Beberapa nama dai di atas bisa dikategorikan sebagai “ustad seleb”, yaitu para mubalig yang dikenal publik berdakwah melalui media tv, sering muncul di tv, memiliki acara khusus di sebuah stasiun tv, bahkan ramai pemberitaan dirinya (keluarga) di acara-acara infotainment misalnya (lihat “Ustadz Seleb: Bisnis Moral & Fatwa Online”, Greg Fealy dkk, 2012).

Uniknya kemunculan UAS sampai saat ini bukan karena infotainment, bukan dari media tv melainkan dari media sosial. Berbagai ceramah UAS bisa diakses oleh publik melalui youtube dan fb.

Pertanyaan kemudian adalah, “Apa penyebab sehingga dakwah-dakwah UAS selalu dinikmati, ditunggu-tunggu bahkan dihadiri oleh puluhan ribu jamaah, di setiap beliau berdakwah? Apa gerangan yang menjadi magnet penarik, keunikan, sehingga jamaah sampai ke angka 13 ribu viewers lebih menonton secara live streaming, di setiap ceramah UAS melalui fb?

Bahkan dalam ceramah-caramahnya, UAS sering menyampaikan pada jamaah bahwa jadwal “manggung” ceramah beliau sudah full sampai Desember 2018, baik di level lokal, nasional maupun internasional. Sebagai penceramah yang tak lahir dari produk infotainment dan entertainment tv, tentu  ini adalah fenomena yang menakjubkan dan unik.

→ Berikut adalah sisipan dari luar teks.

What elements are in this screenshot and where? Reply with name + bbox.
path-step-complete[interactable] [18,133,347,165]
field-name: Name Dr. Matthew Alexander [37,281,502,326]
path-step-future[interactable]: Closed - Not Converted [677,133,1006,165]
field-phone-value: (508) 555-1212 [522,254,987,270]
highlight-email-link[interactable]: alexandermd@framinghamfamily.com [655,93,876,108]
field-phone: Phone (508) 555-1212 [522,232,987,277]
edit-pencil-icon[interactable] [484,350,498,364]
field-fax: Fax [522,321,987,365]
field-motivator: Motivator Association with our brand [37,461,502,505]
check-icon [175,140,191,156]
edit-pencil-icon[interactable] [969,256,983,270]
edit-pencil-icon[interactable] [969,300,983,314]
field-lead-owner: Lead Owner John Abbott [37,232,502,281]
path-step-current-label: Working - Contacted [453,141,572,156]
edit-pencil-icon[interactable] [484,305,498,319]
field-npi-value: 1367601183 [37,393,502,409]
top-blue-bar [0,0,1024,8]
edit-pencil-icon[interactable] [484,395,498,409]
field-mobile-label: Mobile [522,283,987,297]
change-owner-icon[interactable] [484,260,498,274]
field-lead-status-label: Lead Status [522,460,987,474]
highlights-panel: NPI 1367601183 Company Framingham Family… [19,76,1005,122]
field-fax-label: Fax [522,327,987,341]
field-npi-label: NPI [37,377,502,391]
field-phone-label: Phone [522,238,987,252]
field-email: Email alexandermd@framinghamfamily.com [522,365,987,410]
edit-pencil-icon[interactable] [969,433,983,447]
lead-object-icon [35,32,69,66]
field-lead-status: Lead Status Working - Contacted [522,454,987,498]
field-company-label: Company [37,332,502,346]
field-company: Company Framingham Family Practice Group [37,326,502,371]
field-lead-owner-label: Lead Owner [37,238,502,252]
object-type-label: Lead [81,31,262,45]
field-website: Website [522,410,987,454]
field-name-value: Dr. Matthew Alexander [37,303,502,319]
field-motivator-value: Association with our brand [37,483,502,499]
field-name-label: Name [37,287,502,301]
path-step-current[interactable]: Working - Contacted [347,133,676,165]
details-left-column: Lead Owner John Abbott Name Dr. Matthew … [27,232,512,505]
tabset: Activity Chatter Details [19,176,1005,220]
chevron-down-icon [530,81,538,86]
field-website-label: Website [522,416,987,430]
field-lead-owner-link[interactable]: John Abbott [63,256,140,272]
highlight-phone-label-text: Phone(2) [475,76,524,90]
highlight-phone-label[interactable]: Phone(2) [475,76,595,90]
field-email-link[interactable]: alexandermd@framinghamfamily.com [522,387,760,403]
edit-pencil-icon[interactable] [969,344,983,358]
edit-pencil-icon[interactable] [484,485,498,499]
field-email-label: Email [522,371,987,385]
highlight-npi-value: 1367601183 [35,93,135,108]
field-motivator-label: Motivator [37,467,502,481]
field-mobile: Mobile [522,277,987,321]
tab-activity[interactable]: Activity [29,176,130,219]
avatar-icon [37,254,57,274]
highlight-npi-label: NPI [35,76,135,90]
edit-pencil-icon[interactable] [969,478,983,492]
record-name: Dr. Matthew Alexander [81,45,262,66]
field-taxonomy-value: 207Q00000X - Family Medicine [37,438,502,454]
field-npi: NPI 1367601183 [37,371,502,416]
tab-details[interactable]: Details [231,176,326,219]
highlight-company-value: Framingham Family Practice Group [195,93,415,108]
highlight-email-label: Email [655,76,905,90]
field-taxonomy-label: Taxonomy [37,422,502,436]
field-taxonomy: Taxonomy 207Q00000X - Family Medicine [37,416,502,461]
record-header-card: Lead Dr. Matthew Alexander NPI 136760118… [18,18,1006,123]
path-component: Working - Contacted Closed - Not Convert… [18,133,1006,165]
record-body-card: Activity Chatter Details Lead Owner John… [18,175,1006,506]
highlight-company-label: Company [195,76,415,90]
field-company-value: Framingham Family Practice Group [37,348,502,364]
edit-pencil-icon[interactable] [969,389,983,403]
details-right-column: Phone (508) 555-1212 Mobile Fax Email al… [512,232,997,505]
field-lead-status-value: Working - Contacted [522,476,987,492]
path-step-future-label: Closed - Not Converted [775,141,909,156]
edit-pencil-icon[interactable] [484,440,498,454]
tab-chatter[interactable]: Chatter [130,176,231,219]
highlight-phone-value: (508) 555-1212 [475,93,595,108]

Dikenal melalui youtube yang videonya dishare oleh jamaah. Bukan karena berita gosip infotainment media tentang dirinya, tetapi lebih karena luas dan dalamnya pemahaman keislaman UAS. Dikenal bukan karena skenario tv/rekayasa media mainstream, melainkann karena kehendak masyarakat Islam, yang selalu membagi video-video ceramahnya secara online.

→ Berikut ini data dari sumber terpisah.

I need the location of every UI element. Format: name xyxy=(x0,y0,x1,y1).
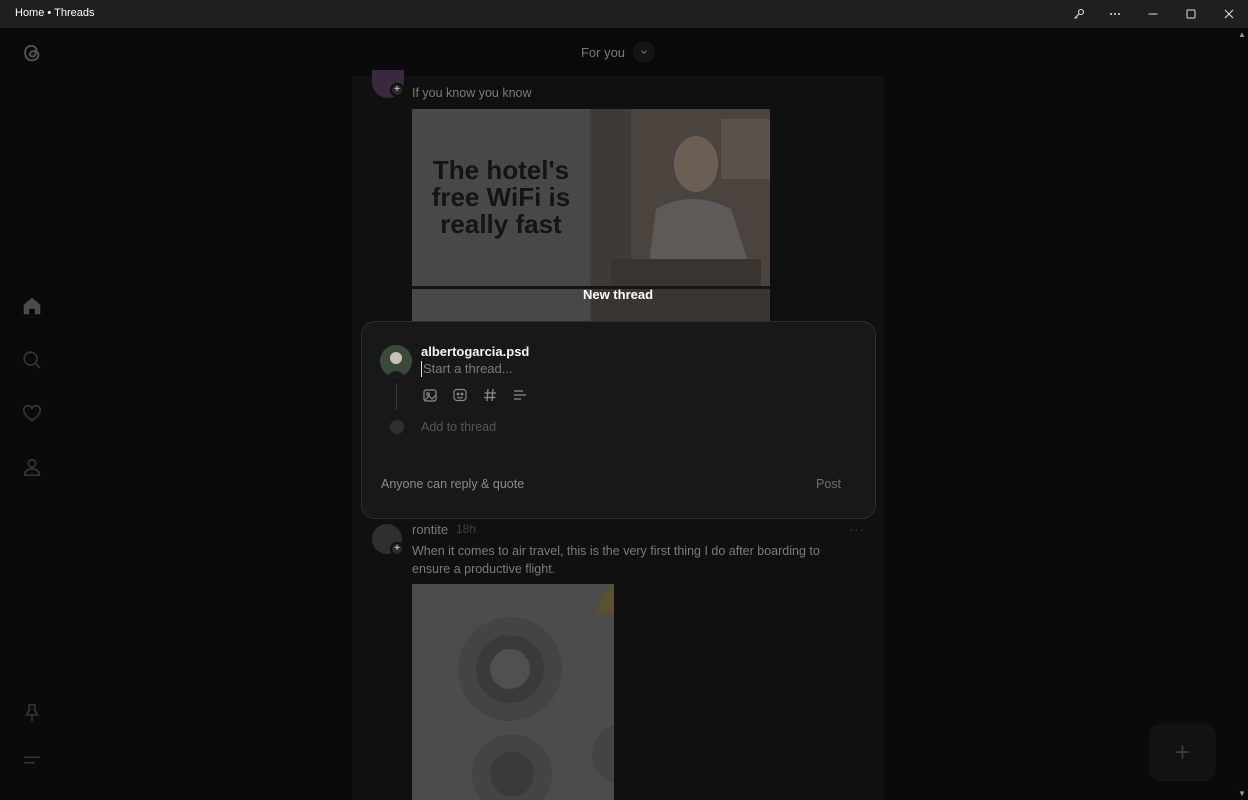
new-thread-heading: New thread xyxy=(582,287,654,302)
close-icon[interactable] xyxy=(1210,0,1248,28)
post-text: When it comes to air travel, this is the… xyxy=(412,544,820,576)
image-icon[interactable] xyxy=(421,386,439,404)
threads-logo-icon[interactable] xyxy=(19,40,45,66)
maximize-icon[interactable] xyxy=(1172,0,1210,28)
thread-connector-line xyxy=(396,384,397,410)
post-button[interactable]: Post xyxy=(816,477,841,491)
plus-icon: + xyxy=(1174,737,1191,767)
composer-toolbar xyxy=(421,386,529,404)
heart-icon[interactable] xyxy=(19,400,45,426)
scrollbar[interactable]: ▲ ▼ xyxy=(1236,28,1248,800)
chevron-down-icon[interactable] xyxy=(633,41,656,63)
meme-photo xyxy=(591,109,770,286)
scroll-down-icon[interactable]: ▼ xyxy=(1238,790,1246,798)
title-bar: Home • Threads xyxy=(0,0,1248,28)
post-author[interactable]: rontite xyxy=(412,522,448,537)
meme-caption-panel: The hotel's free WiFi is really fast xyxy=(412,109,590,286)
add-to-thread[interactable]: Add to thread xyxy=(421,420,496,434)
new-thread-dialog: albertogarcia.psd Start a thread... Add … xyxy=(361,321,876,519)
more-options-icon[interactable]: ··· xyxy=(849,522,865,537)
avatar xyxy=(390,420,404,434)
menu-icon[interactable] xyxy=(19,747,45,773)
ellipsis-icon[interactable] xyxy=(1096,0,1134,28)
post-image[interactable] xyxy=(412,584,614,800)
follow-plus-icon[interactable]: + xyxy=(390,83,404,97)
poll-icon[interactable] xyxy=(511,386,529,404)
meme-caption: The hotel's free WiFi is really fast xyxy=(431,155,571,239)
user-icon[interactable] xyxy=(19,454,45,480)
post-time: 18h xyxy=(456,522,477,536)
post-text: If you know you know xyxy=(412,86,532,100)
composer-username: albertogarcia.psd xyxy=(421,344,530,359)
feed-header[interactable]: For you xyxy=(352,28,884,76)
search-icon[interactable] xyxy=(19,347,45,373)
new-thread-button[interactable]: + xyxy=(1149,724,1216,781)
follow-plus-icon[interactable]: + xyxy=(390,542,404,556)
hashtag-icon[interactable] xyxy=(481,386,499,404)
feed-selector-label[interactable]: For you xyxy=(581,45,625,60)
minimize-icon[interactable] xyxy=(1134,0,1172,28)
thread-text-input[interactable]: Start a thread... xyxy=(421,361,821,377)
reply-permission[interactable]: Anyone can reply & quote xyxy=(381,477,524,491)
gif-icon[interactable] xyxy=(451,386,469,404)
window-title: Home • Threads xyxy=(15,7,95,19)
scroll-up-icon[interactable]: ▲ xyxy=(1238,31,1246,39)
home-icon[interactable] xyxy=(19,293,45,319)
pin-icon[interactable] xyxy=(19,700,45,726)
key-icon[interactable] xyxy=(1060,0,1098,28)
threads-app: Home • Threads For you + If you know you… xyxy=(0,0,1248,800)
sidebar xyxy=(0,28,64,800)
avatar xyxy=(380,345,412,377)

UAS hadir pada saat yang tepat, di tengah ghiroh umat Islam yang haus ilmu agama, pengetahuan tentang syariat Islam. Ditambah menguatnya dakwah-dakwah dari sekelompok ustad yang mengidentifikasikan diri/kelompoknya dengan sebutan “Salafi”, yang terkadang isi ceramahnya cenderung memperlebar jurang khilafiyah di tengah keragaman umat dalam praktik ibadah (fiqh). Bahkan acap kali ustad-ustad tersebut dengan berani tanpa tedeng aling-aling, langsung melabeli bid’ah setiap praktik peribadatan muslim Indonesia, yang sudah mentradisi.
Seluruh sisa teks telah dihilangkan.